Black voters are a key constituency that all candidates should be trying to persuade
At this (admittedly very early) stage in the 2020 democratic primary, some candidates have already sought to address issues important to black voters, including reparations, black maternal mortality, voting rights, and closing the racial wealth gap.
And while these discussions matter, the BlackPAC poll suggests that candidates will need to continue to discuss these issues, and in some cases dig even deeper, if they want the support of black voters.
Take the BlackPAC poll’s findings on candidate favorability: The poll found that candidates with the highest name recognition also have the largest favorability rating and most support. This finding tracks with other early polls of black voters, which have consistently shown Joe Biden leading the 2020 field (largely due to major support from older black voters), followed by Bernie Sanders — while far less known candidates like Pete Buttigieg trail far behind.
But the BlackPAC poll also finds that “only 3% of respondents said that the best reason to vote in 2020 is a candidate that they believe in.” This finding is worth looking into more, but it’s a telling indication that black voters this cycle may not be looking for a candidate who is the most inspirational or that they see as likeable, but are rather looking to other factors, like who they see as the most “electable” or who discusses policy issues they care about the best.
Still, the poll suggests that the coming months present an opportunity for all of the candidates to connect with black voters, which are far from a monolithic group. The poll specifically cites Sens. Elizabeth Warren, Kamala Harris, and Cory Booker, all of whom round out the top five candidates in the poll, as candidates with increasing support from voters closely following the news.

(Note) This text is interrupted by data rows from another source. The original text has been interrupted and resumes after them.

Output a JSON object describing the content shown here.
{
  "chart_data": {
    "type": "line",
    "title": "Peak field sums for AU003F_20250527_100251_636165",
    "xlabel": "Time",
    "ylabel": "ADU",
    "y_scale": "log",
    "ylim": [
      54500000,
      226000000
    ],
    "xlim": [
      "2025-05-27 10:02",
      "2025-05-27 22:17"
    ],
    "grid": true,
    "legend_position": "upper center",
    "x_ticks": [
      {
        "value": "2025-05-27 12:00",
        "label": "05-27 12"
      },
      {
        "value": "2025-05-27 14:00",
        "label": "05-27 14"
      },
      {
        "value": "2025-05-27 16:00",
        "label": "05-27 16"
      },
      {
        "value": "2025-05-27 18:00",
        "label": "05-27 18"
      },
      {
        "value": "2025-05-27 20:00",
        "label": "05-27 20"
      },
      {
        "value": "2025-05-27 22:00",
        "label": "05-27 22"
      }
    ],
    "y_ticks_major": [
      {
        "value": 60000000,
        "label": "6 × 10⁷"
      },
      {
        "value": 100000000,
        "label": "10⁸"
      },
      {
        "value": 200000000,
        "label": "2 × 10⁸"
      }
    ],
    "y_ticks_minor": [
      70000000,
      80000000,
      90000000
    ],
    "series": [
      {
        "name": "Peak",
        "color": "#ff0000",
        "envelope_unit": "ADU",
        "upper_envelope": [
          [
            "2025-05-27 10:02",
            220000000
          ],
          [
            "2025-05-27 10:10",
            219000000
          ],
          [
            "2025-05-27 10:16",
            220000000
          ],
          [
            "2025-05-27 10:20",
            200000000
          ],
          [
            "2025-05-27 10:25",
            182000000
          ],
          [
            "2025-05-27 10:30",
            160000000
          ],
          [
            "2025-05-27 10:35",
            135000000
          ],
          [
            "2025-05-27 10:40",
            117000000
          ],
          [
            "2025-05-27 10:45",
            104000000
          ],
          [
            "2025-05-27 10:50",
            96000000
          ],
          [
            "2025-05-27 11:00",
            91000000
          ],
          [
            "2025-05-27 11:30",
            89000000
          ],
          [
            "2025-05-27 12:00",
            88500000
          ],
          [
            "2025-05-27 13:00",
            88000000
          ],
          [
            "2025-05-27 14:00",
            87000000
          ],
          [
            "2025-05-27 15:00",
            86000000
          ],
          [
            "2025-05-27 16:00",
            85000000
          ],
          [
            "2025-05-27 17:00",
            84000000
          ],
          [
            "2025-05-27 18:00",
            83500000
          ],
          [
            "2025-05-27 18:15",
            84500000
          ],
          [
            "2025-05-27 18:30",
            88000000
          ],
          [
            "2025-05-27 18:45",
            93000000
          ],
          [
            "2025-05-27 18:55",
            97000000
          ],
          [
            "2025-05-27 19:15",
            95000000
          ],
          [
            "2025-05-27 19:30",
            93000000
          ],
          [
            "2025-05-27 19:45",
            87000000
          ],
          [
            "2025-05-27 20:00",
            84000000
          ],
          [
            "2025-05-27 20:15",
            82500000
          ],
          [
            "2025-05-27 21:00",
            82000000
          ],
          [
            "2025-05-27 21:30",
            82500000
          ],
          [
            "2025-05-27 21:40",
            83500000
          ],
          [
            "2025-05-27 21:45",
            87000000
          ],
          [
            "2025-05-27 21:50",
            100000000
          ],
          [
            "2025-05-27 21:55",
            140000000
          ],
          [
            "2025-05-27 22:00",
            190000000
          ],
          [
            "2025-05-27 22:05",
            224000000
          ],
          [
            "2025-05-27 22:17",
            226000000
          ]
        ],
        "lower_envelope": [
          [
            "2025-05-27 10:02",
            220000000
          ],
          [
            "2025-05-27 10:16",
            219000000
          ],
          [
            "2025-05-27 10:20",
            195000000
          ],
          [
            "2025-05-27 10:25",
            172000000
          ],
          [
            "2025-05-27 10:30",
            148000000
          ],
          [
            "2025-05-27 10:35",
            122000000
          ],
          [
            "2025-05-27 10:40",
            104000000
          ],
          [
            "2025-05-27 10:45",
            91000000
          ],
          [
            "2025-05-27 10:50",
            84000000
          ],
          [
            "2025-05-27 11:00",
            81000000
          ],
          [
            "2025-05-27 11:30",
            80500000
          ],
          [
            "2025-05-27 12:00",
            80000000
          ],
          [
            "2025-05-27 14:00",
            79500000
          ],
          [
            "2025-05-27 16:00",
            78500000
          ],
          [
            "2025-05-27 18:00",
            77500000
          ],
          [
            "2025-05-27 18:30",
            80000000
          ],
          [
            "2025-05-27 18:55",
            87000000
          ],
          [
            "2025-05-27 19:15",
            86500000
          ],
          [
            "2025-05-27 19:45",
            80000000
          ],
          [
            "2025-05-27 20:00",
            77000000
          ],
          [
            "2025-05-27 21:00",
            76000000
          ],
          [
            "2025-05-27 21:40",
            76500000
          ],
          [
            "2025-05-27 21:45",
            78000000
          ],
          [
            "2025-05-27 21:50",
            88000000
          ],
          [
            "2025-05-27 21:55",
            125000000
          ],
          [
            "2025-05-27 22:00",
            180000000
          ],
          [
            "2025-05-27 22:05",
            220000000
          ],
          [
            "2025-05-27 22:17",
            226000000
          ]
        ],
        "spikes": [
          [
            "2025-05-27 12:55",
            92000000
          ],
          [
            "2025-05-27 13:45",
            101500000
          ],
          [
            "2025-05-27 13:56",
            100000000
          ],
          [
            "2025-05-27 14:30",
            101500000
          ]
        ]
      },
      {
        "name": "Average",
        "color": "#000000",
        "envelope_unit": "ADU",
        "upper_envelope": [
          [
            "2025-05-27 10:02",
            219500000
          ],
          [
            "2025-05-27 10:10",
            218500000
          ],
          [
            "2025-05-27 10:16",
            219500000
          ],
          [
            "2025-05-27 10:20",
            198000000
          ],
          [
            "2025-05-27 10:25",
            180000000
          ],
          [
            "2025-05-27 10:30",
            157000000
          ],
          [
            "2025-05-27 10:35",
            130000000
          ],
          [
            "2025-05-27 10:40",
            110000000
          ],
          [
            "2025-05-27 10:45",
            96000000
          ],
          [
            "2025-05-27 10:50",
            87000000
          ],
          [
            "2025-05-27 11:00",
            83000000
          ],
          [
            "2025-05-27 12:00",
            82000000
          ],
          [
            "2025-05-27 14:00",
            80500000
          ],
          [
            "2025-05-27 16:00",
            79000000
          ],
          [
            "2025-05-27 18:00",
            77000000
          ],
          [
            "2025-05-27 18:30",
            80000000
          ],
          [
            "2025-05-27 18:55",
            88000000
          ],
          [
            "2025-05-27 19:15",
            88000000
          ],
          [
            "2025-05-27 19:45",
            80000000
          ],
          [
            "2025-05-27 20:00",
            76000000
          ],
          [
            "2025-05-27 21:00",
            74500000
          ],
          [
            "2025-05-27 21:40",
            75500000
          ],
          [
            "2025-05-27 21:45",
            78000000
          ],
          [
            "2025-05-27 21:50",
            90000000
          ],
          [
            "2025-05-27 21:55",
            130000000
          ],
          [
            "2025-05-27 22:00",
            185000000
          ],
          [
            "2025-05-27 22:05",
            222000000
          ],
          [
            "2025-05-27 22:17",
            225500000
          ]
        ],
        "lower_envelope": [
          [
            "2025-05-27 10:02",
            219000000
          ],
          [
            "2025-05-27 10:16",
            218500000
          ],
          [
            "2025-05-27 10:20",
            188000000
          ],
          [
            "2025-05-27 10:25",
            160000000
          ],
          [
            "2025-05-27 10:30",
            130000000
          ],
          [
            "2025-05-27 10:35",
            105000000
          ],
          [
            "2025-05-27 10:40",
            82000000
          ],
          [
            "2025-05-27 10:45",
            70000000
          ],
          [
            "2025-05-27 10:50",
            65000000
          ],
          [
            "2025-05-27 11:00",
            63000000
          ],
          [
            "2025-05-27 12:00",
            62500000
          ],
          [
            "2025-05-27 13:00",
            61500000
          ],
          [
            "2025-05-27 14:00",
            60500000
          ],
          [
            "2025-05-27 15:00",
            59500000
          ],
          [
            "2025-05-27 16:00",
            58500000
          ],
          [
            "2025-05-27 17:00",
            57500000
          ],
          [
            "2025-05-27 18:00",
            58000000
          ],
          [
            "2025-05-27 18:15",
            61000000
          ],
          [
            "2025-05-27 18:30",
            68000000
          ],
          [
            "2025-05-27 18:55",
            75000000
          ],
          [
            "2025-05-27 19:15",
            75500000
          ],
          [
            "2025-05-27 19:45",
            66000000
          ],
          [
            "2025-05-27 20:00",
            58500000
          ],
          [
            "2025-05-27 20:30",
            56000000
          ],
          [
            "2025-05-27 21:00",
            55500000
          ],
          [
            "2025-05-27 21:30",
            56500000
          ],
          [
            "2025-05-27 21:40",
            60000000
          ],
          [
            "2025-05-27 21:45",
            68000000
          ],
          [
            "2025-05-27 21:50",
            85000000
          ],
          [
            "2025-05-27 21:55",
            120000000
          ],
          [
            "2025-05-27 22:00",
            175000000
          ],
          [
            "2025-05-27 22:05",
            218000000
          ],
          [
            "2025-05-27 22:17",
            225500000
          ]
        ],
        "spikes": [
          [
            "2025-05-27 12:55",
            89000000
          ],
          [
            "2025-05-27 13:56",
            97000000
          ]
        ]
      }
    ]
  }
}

What black voters want has been consistent in recent elections — but candidates haven’t always addressed those concerns
As noted, many of the findings of the new BlackPAC poll track with earlier polls the group has conducted of black voters. For example, a 2018 poll conducted before the midterm elections in several battleground states found that black voters were dealing with high levels of racial anxiety, were worried about racism and discrimination, and strongly disapproved of President Trump.
The latest poll suggests that the majority of these issues have not changed. But with the 2020 election coming up, the question now is whether political candidates are aware of this and are willing to speak to the issues highlighted by black voters.
The poll shows that perhaps the best way to engage these voters is to address the issues most pressing to them, which means not just speaking about racism and white supremacy, but also having proposals to address very real racial disparities in economic access, education, and health care.
This will be especially important in mobilizing groups of younger black voters, whom the BlackPAC poll finds are less likely to identify as staunch Democrats. Black pollsters see them as swing voters that must be persuaded to support a candidate.
While almost all of its survey is focused on the election, BlackPAC also notes that black civic engagement in 2020 isn’t just about voting; it includes participation in the 2020 Census, for example. The poll finds that young black voters and black immigrants in particular are less engaged on this kind of civic participation.
For many black voters, 2020 is more than an election, it’s an opportunity to increase black political power and influence. The Democratic candidates who recognize this, BlackPAC’s poll suggests, stand the best chance of making big gains among black voters in the future.